Day 27/30: Product management career ladder ⛰️
Is our career as linear as the construct of a ladder leads us to believe? 🤔
On one hand, I think it’s awesome that product management is going through a similar evolution that engineering has, with the distinction between individual contributor and people manager paths. Ken Norton provides a holistic overview into this topic in his newsletter, Bring the Donuts.
However, I think this evolution still fundamentally propagates the philosophy that each of us needs to fit into a certain box or follow a predefined path in life. I think it’s to the detriment that the choice is presented to the general population in a binary fashion, though I suppose two paths is still better than one path.
In my conversations with product professionals with more tenure in their roles than I do, I’ve come to realize that climbing the ladder isn’t for everyone. Many folks didn’t realize that climbing the ladder wasn’t suitable for them until they had made it to the next run of the ladder.
As you move through your day-to-day, make it a habit to strive to find inner clarity. For me, this looks like reflecting on the following questions on a regular cadence (that is, at least once every week):
What am I proud of accomplishing since the last check-in?
What did I learn?
Where am I feeling challenged?
What types of work boosted my energy?
What types of work depleted my energy?
What do I want to have accomplished by the next check-in point?

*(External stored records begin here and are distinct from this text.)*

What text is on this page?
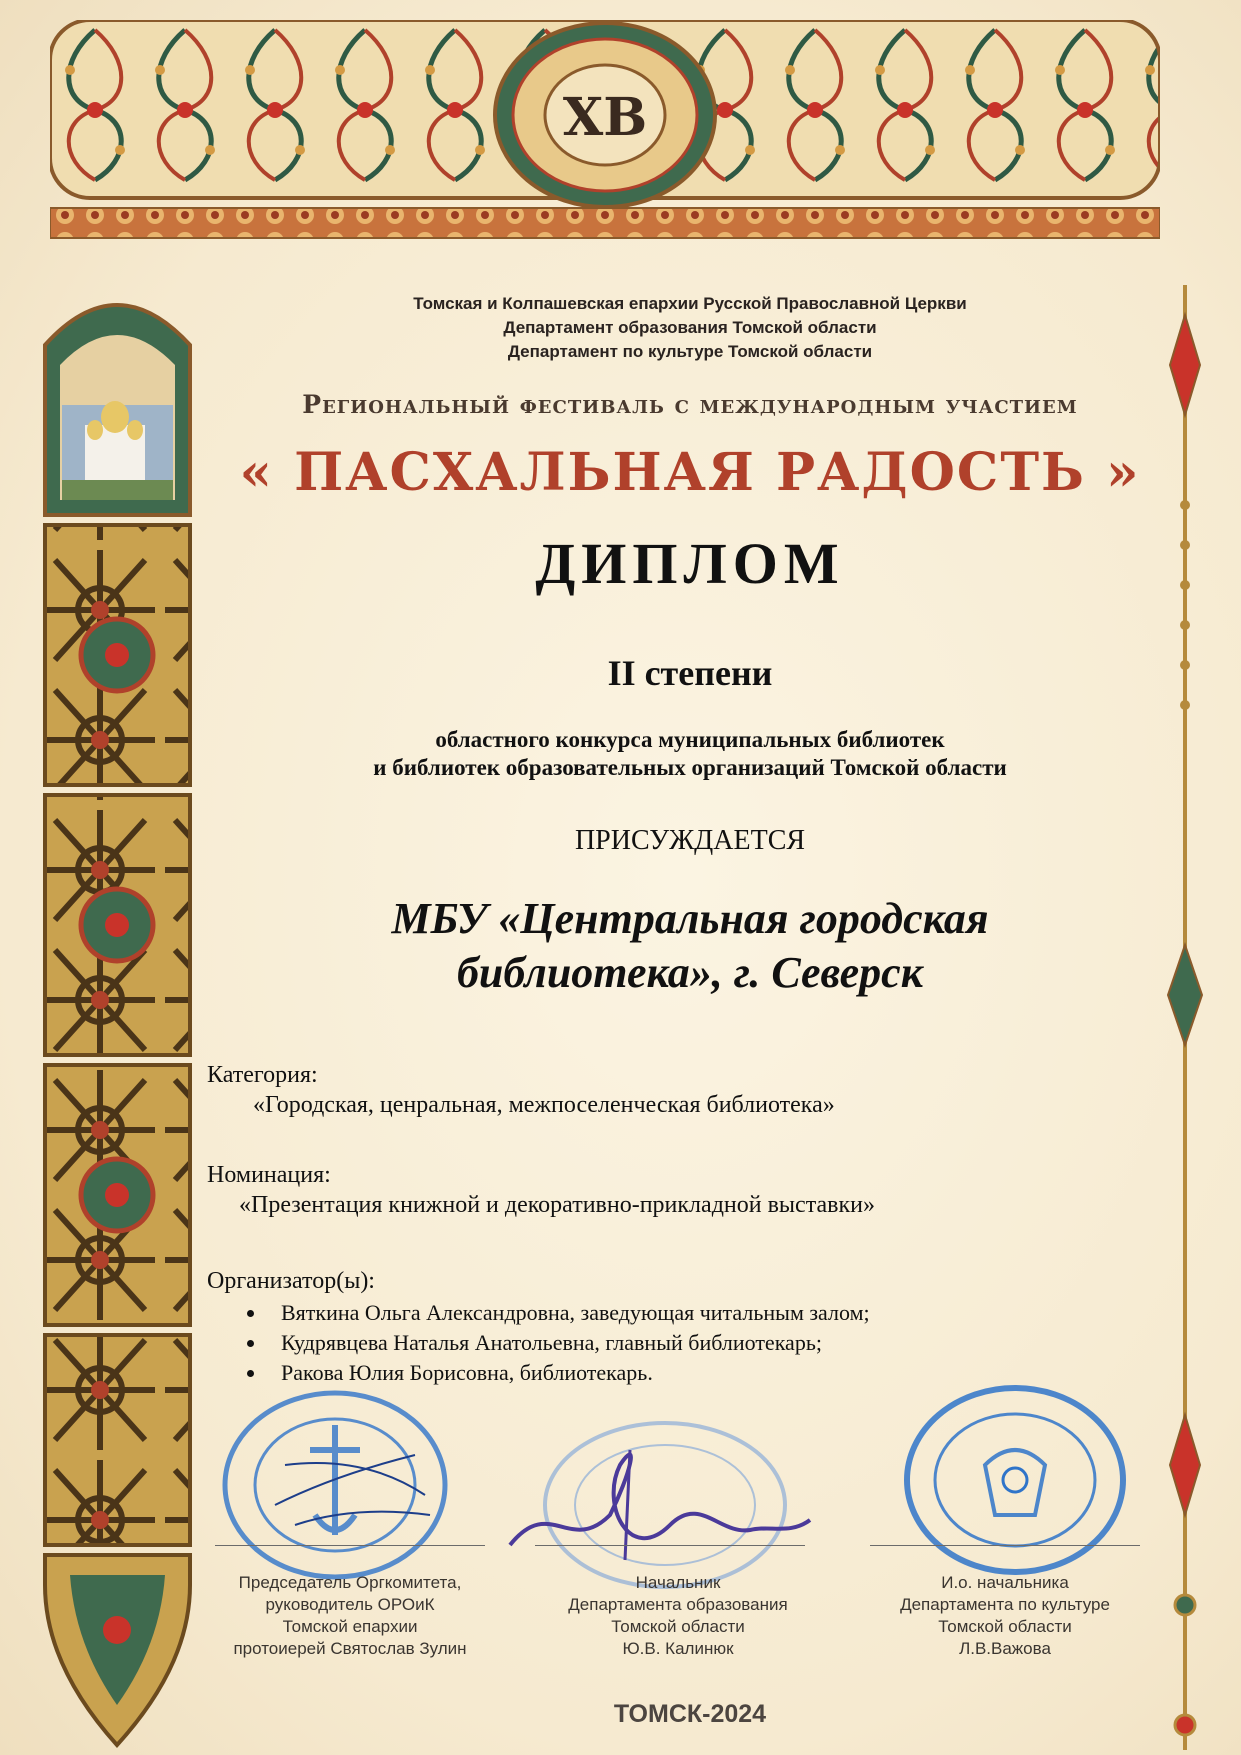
ХВ
Томская и Колпашевская епархии Русской Православной Церкви
Департамент образования Томской области
Департамент по культуре Томской области
Региональный фестиваль с международным участием
« ПАСХАЛЬНАЯ РАДОСТЬ »
ДИПЛОМ
II степени
областного конкурса муниципальных библиотек
и библиотек образовательных организаций Томской области
ПРИСУЖДАЕТСЯ
МБУ «Центральная городская
библиотека», г. Северск
Категория:
«Городская, ценральная, межпоселенческая библиотека»
Номинация:
«Презентация книжной и декоративно-прикладной выставки»
Организатор(ы):
Вяткина Ольга Александровна, заведующая читальным залом;
Кудрявцева Наталья Анатольевна, главный библиотекарь;
Ракова Юлия Борисовна, библиотекарь.
Председатель Оргкомитета,
руководитель ОРОиК
Томской епархии
протоиерей Святослав Зулин
Начальник
Департамента образования
Томской области
Ю.В. Калинюк
И.о. начальника
Департамента по культуре
Томской области
Л.В.Важова
ТОМСК-2024
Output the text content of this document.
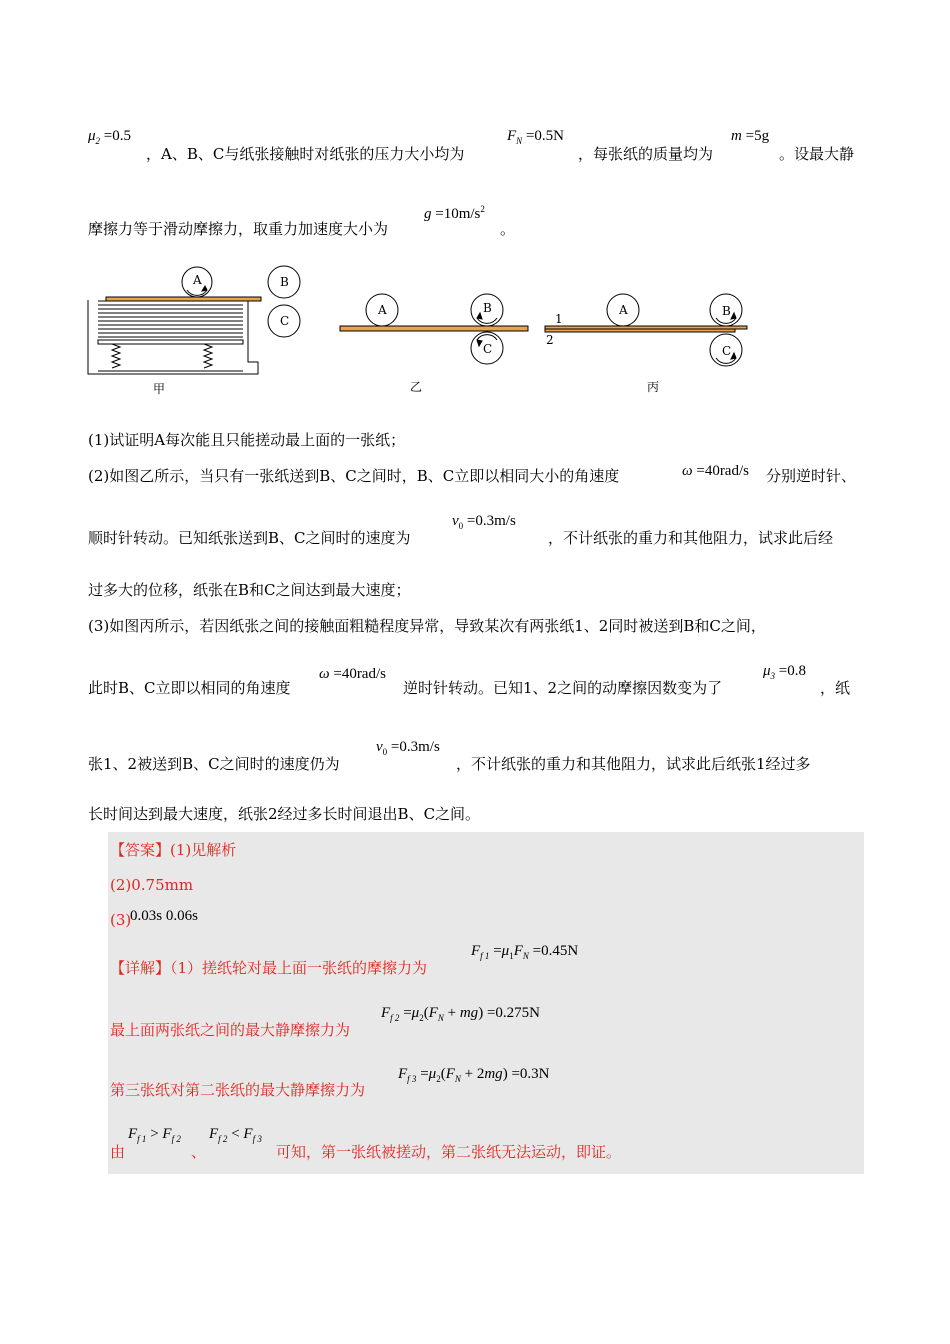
$\mu_2 =0.5$
，A、B、C与纸张接触时对纸张的压力大小均为
$F_N =0.5N$
，每张纸的质量均为
m =5g
。设最大静
摩擦力等于滑动摩擦力，取重力加速度大小为
$g =10m/s^2$
。
A	B
C
甲
A	B
C
乙
A	B
C
1
2
丙
(1)试证明A每次能且只能搓动最上面的一张纸；
(2)如图乙所示，当只有一张纸送到B、C之间时，B、C立即以相同大小的角速度	ω =40rad/s 分别逆时针、
顺时针转动。已知纸张送到B、C之间时的速度为
$v_0 =0.3m/s$
，不计纸张的重力和其他阻力，试求此后经
过多大的位移，纸张在B和C之间达到最大速度；
(3)如图丙所示，若因纸张之间的接触面粗糙程度异常，导致某次有两张纸1、2同时被送到B和C之间，
此时B、C立即以相同的角速度
ω =40rad/s
逆时针转动。已知1、2之间的动摩擦因数变为了
$\mu_3 =0.8$
，纸
张1、2被送到B、C之间时的速度仍为
$v_0 =0.3m/s$
，不计纸张的重力和其他阻力，试求此后纸张1经过多
长时间达到最大速度，纸张2经过多长时间退出B、C之间。
【答案】(1)见解析
(2)0.75mm
(3)
0.03s 0.06s
【详解】（1）搓纸轮对最上面一张纸的摩擦力为
$F_{f 1} =\mu_1F_N =0.45N$
最上面两张纸之间的最大静摩擦力为
$F_{f 2} =\mu_2(F_N + mg) =0.275N$
第三张纸对第二张纸的最大静摩擦力为
$F_{f 3} =\mu_2(F_N + 2mg) =0.3N$
由
$F_{f 1} > F_{f 2}$
、
$F_{f 2} < F_{f 3}$
可知，第一张纸被搓动，第二张纸无法运动，即证。
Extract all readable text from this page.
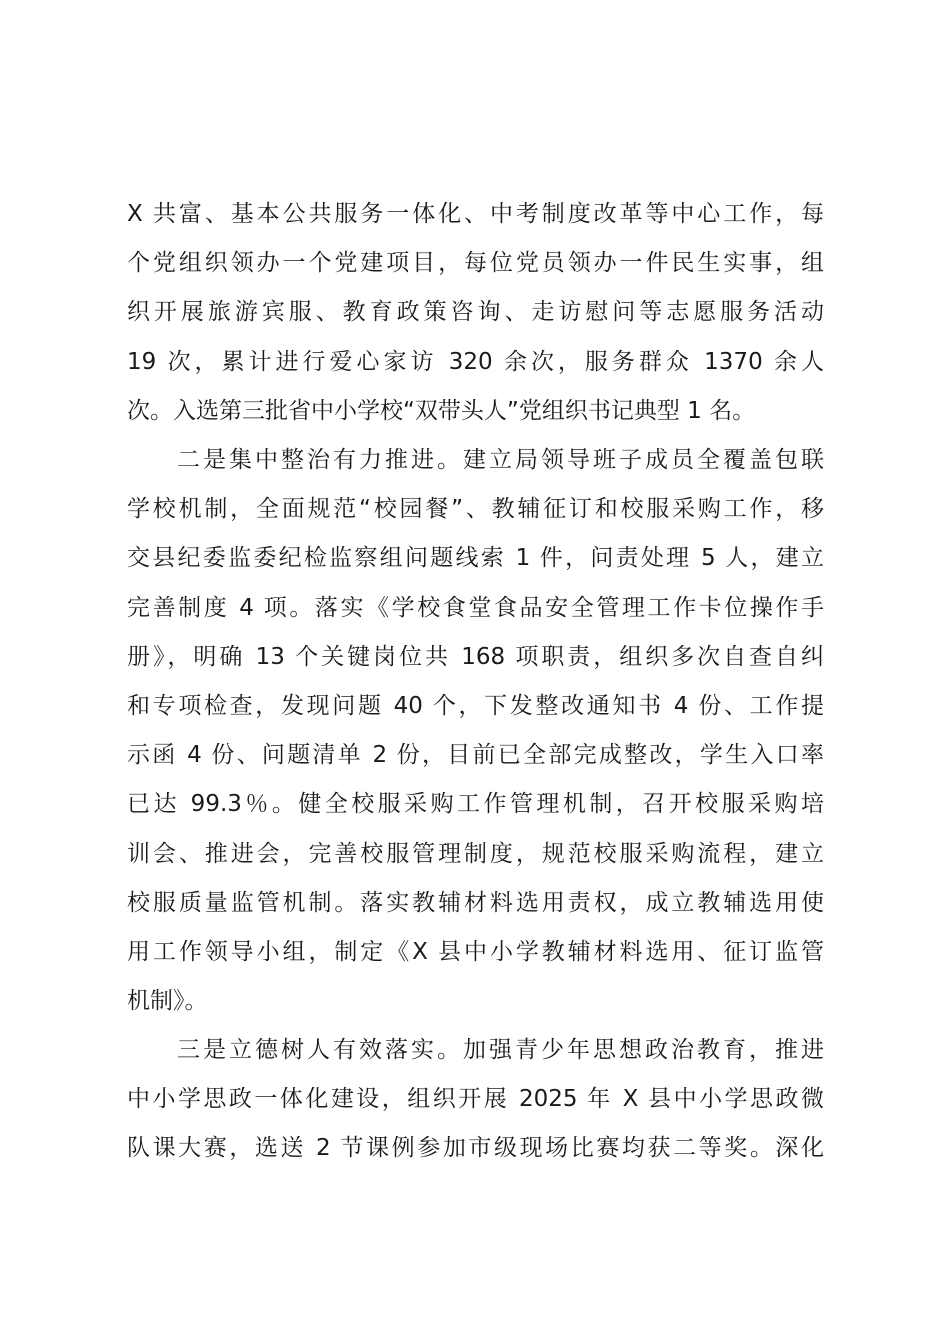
X 共富、基本公共服务一体化、中考制度改革等中心工作，每
个党组织领办一个党建项目，每位党员领办一件民生实事，组
织开展旅游宾服、教育政策咨询、走访慰问等志愿服务活动
19 次，累计进行爱心家访 320 余次，服务群众 1370 余人
次。入选第三批省中小学校“双带头人”党组织书记典型 1 名。
二是集中整治有力推进。建立局领导班子成员全覆盖包联
学校机制，全面规范“校园餐”、教辅征订和校服采购工作，移
交县纪委监委纪检监察组问题线索 1 件，问责处理 5 人，建立
完善制度 4 项。落实《学校食堂食品安全管理工作卡位操作手
册》，明确 13 个关键岗位共 168 项职责，组织多次自查自纠
和专项检查，发现问题 40 个，下发整改通知书 4 份、工作提
示函 4 份、问题清单 2 份，目前已全部完成整改，学生入口率
已达 99.3％。健全校服采购工作管理机制，召开校服采购培
训会、推进会，完善校服管理制度，规范校服采购流程，建立
校服质量监管机制。落实教辅材料选用责权，成立教辅选用使
用工作领导小组，制定《X 县中小学教辅材料选用、征订监管
机制》。
三是立德树人有效落实。加强青少年思想政治教育，推进
中小学思政一体化建设，组织开展 2025 年 X 县中小学思政微
队课大赛，选送 2 节课例参加市级现场比赛均获二等奖。深化
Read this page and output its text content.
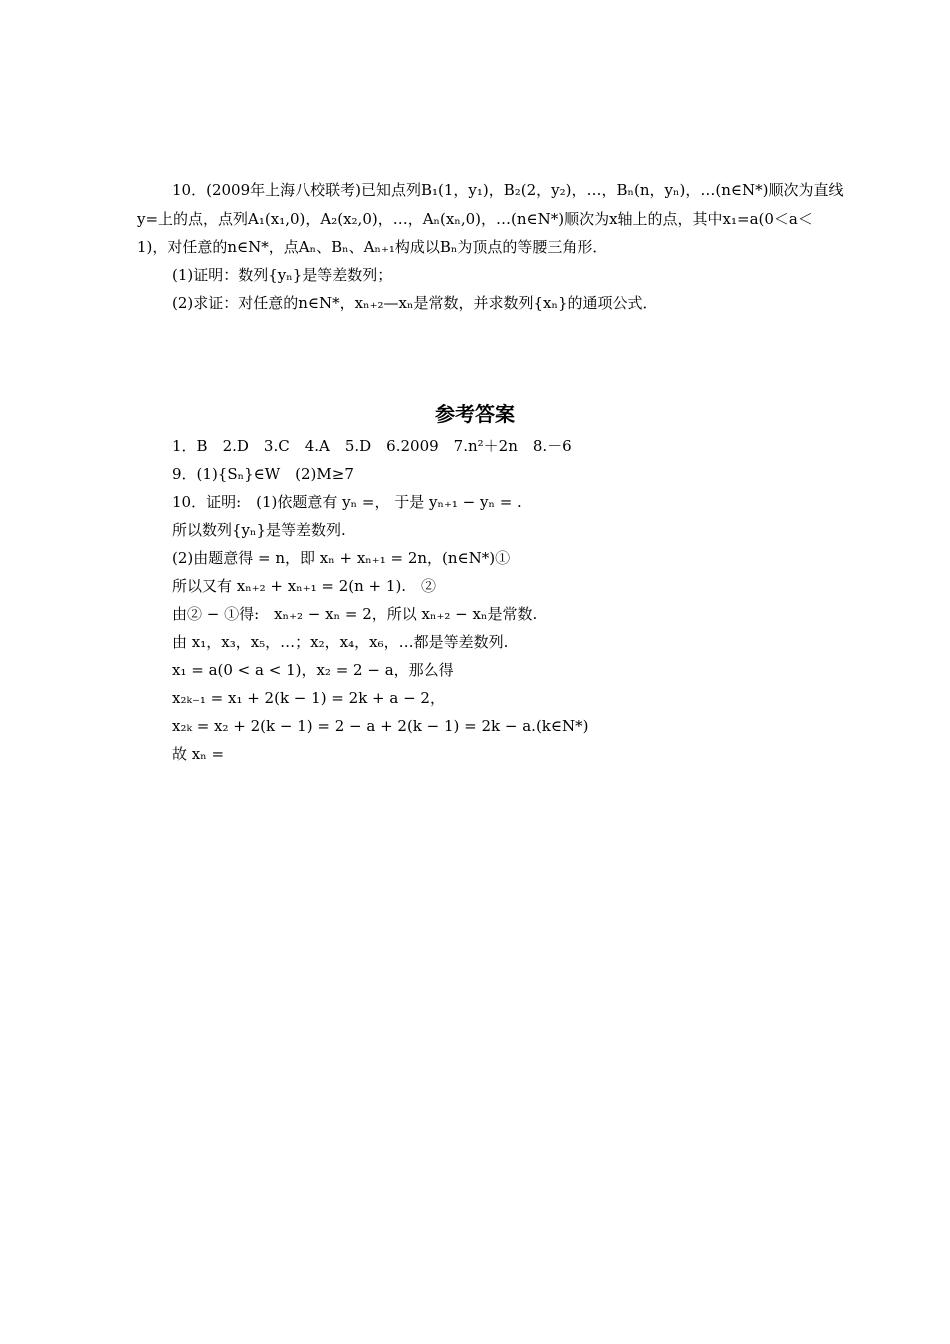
10．(2009年上海八校联考)已知点列B₁(1，y₁)，B₂(2，y₂)，…，Bₙ(n，yₙ)，…(n∈N*)顺次为直线
y=上的点，点列A₁(x₁,0)，A₂(x₂,0)，…，Aₙ(xₙ,0)，…(n∈N*)顺次为x轴上的点，其中x₁=a(0＜a＜
1)，对任意的n∈N*，点Aₙ、Bₙ、Aₙ₊₁构成以Bₙ为顶点的等腰三角形．
(1)证明：数列{yₙ}是等差数列；
(2)求证：对任意的n∈N*，xₙ₊₂—xₙ是常数，并求数列{xₙ}的通项公式．
参考答案
1．B　2.D　3.C　4.A　5.D　6.2009　7.n²＋2n　8.－6
9．(1){Sₙ}∈W　(2)M≥7
10．证明:　(1)依题意有 yₙ =， 于是 yₙ₊₁ − yₙ = .
所以数列{yₙ}是等差数列.
(2)由题意得 = n，即 xₙ + xₙ₊₁ = 2n，(n∈N*)①
所以又有 xₙ₊₂ + xₙ₊₁ = 2(n + 1).　②
由② − ①得:　xₙ₊₂ − xₙ = 2，所以 xₙ₊₂ − xₙ是常数.
由 x₁，x₃，x₅，…；x₂，x₄，x₆，…都是等差数列.
x₁ = a(0 < a < 1)，x₂ = 2 − a，那么得
x₂ₖ₋₁ = x₁ + 2(k − 1) = 2k + a − 2，
x₂ₖ = x₂ + 2(k − 1) = 2 − a + 2(k − 1) = 2k − a.(k∈N*)
故 xₙ =
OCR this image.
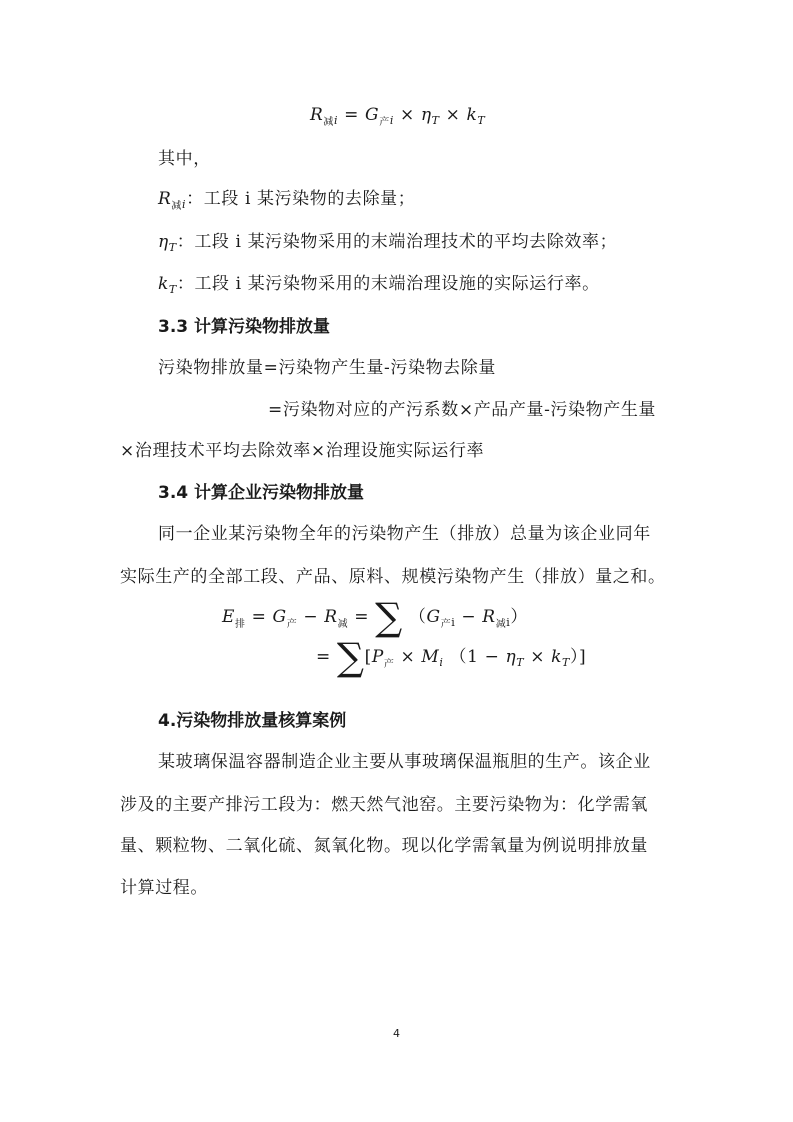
$R_{减i} = G_{产i} \times \eta_T \times k_T$
其中，
$R_{减i}$：工段 i 某污染物的去除量；
$\eta_T$：工段 i 某污染物采用的末端治理技术的平均去除效率；
$k_T$：工段 i 某污染物采用的末端治理设施的实际运行率。
3.3 计算污染物排放量
污染物排放量=污染物产生量-污染物去除量
=污染物对应的产污系数×产品产量-污染物产生量
×治理技术平均去除效率×治理设施实际运行率
3.4 计算企业污染物排放量
同一企业某污染物全年的污染物产生（排放）总量为该企业同年
实际生产的全部工段、产品、原料、规模污染物产生（排放）量之和。
$E_排 = G_产 - R_减$ = ∑ $(G_{产i} - R_{减i})$
= $\sum[P_产 \times M_i$ $(1 - \eta_T \times k_T)$]
4.污染物排放量核算案例
某玻璃保温容器制造企业主要从事玻璃保温瓶胆的生产。该企业
涉及的主要产排污工段为：燃天然气池窑。主要污染物为：化学需氧
量、颗粒物、二氧化硫、氮氧化物。现以化学需氧量为例说明排放量
计算过程。
4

Assuming there is high trust between you and your manager, keep this line of dialogue around your career progression in the context of the organization and how you can maximize for career-company fit open.
And remember that there are many factors at play that might propel you to persevere in your current product role or consider pivoting to another—to name a few that immediately come to my mind:
Company stage
The problem the product intends to solve
Product maturity
Leadership
Potential for you to grow or learn more
Changes in your life’s circumstances
Despite what we might have been socialized to think or believe over the course of our lives, at the end of the day, our time on Earth is limited, so I encourage you self-reflect, be open to experimentation, and accept that somewhat making up the journey as you’re going is expected—if not normal.
What are your thoughts about the concept of a career ladder for product management as a discipline?